もう酔っているのか、顔を真赤にしてそう答えました。


「ははは、何言ってるんですかあずささん」

嫌な気には全くなりませんけれど、あずささんのファンに聞かれたら大変な事になりそうです。

「おとなしさぁ~ん」

突然あずささんがもたれかかってきました。

「おぉっとぉ! ちょ、あずささんこぼれますから!」

お酒がこぼれないように体勢を整えます。
折角の美味しいお酒を地面なんかに味わわせるわけにはいきません。

私の苦労を他所に、あずささんは肩にしなだれかかっています。


シャンプーなのかは分かりませんが、柔らかな香りが風に運ばれて私の鼻孔をくすぐります。

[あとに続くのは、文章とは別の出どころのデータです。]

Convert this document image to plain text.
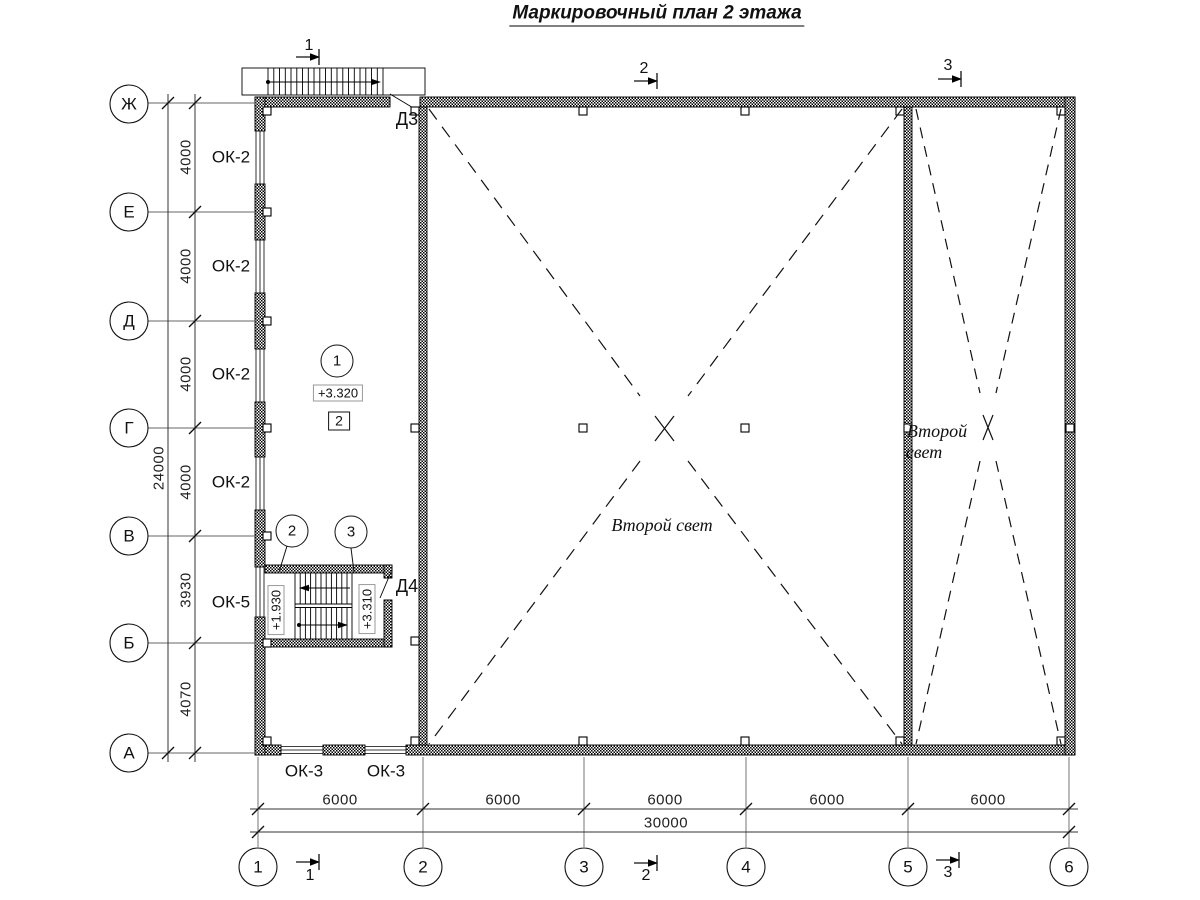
Маркировочный план 2 этажа
Ж
Е
Д
Г
В
Б
А
1	2	3	4	5	6
4000
4000
4000
4000
3930
4070
24000
6000	6000	6000	6000	6000
30000
1
2	3
1	2	3
ОК-2
ОК-2
ОК-2
ОК-2
ОК-5
ОК-3	ОК-3
Д3
Д4
+3.320
+1.930	+3.310
1
2	3
2
Второй свет
Второй
свет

あずささんがこんな風に甘えている姿は、例えプロデューサーさんでも見たことがないでしょう。
本当に贅沢な気分です。

「うふふ、音無さんはいい匂いがしますね~」

身体を預けながら嬉しそうにそう言ったあずささん。

お酒の匂いじゃないですよね……?

「とっても落ち着きます」

あずささんの香りに包まれながら、升を呷ります。
すぐに中が空になってしまいました。


「音無さん、もう一献。いかがですか?」

艶やかな微笑みを浮かべ、瓶の口を向けてきます。
少しだけ紅のさした頬と笑顔、そしてあずささんの香り。

私もお酒が回ってきたのでしょうか。
顔が熱くなってきました。

「さぁ、どうぞ」

四角い升に、澄んだお酒が注がれていきます。


「すみません、いただきます」

注がれたお酒をひと啜り、飲む度に美味さが広がっていきます。

「私にも一口くださ~い」

横から升に顔を近付けて啜っています。

「あ、お行儀悪いですよ」

口では窘めるものの、止めたりはしません。
一杯のお酒を二人して飲む、お互いに頬を紅く染め上げてのんびりと。

月だけが、それを見ていました。


おしまい

終わりです。


あずピヨ増えて。


少しでもお楽しみいただけたら幸いです。
それではお目汚し失礼しました。